Don’t Ignore Your Calves
Tight calf muscles are one of the most overlooked contributors to a flat or collapsing arch. When the calf muscles (particularly the gastrocnemius) are shortened, they limit how far your ankle can bend upward during walking. Your foot compensates by pronating excessively, rolling inward to create the motion it can’t get from the ankle. Over time, this prolonged pronation strains the ligaments supporting the arch and contributes to medial arch collapse.

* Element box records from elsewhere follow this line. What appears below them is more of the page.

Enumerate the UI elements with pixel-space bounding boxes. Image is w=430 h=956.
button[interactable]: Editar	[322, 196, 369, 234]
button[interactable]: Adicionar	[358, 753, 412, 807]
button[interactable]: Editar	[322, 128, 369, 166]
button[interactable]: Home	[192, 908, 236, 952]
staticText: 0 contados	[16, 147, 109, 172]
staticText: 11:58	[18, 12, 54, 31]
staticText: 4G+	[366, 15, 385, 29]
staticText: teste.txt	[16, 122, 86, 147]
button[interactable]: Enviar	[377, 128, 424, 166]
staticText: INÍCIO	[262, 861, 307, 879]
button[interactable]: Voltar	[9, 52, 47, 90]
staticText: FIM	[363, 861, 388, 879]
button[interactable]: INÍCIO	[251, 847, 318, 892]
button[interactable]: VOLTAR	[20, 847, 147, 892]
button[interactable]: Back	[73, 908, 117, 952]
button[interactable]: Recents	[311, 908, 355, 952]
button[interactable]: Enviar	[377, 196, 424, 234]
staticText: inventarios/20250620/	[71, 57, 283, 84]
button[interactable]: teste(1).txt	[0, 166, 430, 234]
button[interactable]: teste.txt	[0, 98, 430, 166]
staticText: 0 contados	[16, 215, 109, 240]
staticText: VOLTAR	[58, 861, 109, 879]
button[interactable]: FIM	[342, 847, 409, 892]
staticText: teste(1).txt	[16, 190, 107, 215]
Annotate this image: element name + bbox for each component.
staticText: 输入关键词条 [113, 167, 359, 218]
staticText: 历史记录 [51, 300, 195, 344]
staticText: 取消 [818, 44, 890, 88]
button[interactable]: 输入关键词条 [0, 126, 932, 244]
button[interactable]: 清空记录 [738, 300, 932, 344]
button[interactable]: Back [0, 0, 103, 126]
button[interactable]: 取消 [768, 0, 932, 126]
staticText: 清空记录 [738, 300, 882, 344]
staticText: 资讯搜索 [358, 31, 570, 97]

The relationship becomes a vicious cycle: a pronated foot position can cause further adaptive shortening of the calf, which worsens the pronation. Breaking this cycle requires regular calf stretching alongside your foot strengthening work. A simple wall stretch (leaning into a wall with one leg straight behind you, heel pressed to the floor) held for 30 seconds on each side, done daily, addresses the problem. You’re aiming for enough ankle flexibility that your knee can travel well past your toes when you lunge forward with your heel on the ground.
How Footwear Affects Arch Strength
What you put on your feet matters as much as what exercises you do. A review of nine studies found that people who transitioned to minimalist shoes (thin-soled, flexible shoes with minimal arch support) saw foot muscle strength increase by 9% to 57% and muscle size increase by 7% to 11%. The mechanism is straightforward: conventional shoes with thick cushioning and rigid arch support do some of the work your foot muscles would otherwise perform. Remove that external support gradually, and the muscles adapt by getting stronger.
This doesn’t mean you should throw out your shoes tomorrow. A sudden switch to minimalist footwear can overload tissues that aren’t ready for the demand, leading to stress fractures or plantar fascia irritation. A practical approach is to spend more time barefoot at home, use minimalist shoes for short walks, and gradually increase the duration over weeks and months. Pair this with the strengthening exercises above so your muscles are building capacity at the same time you’re increasing demand.
Signs Your Arch Needs Attention
One simple way to assess your arch is the navicular drop test. While sitting, a practitioner marks the position of the navicular bone (the bony bump on the inside of your foot near the top of the arch), then measures how far it drops when you stand up. In healthy adults, this drop typically ranges from 3.6 to 8.1 millimeters. Various researchers have proposed upper limits for normal between 10 and 15 millimeters, with drops beyond that range suggesting significant overpronation.
You can get a rough sense of this yourself by looking at your inner ankle in a mirror while sitting versus standing. If the arch visibly collapses when you bear weight, or if the inner ankle bone seems to shift significantly downward and inward, your intrinsic foot muscles likely aren’t providing adequate support. Other common signs include foot fatigue after standing for moderate periods, pain along the inner arch or heel, and shoes that wear down unevenly on the inner edge.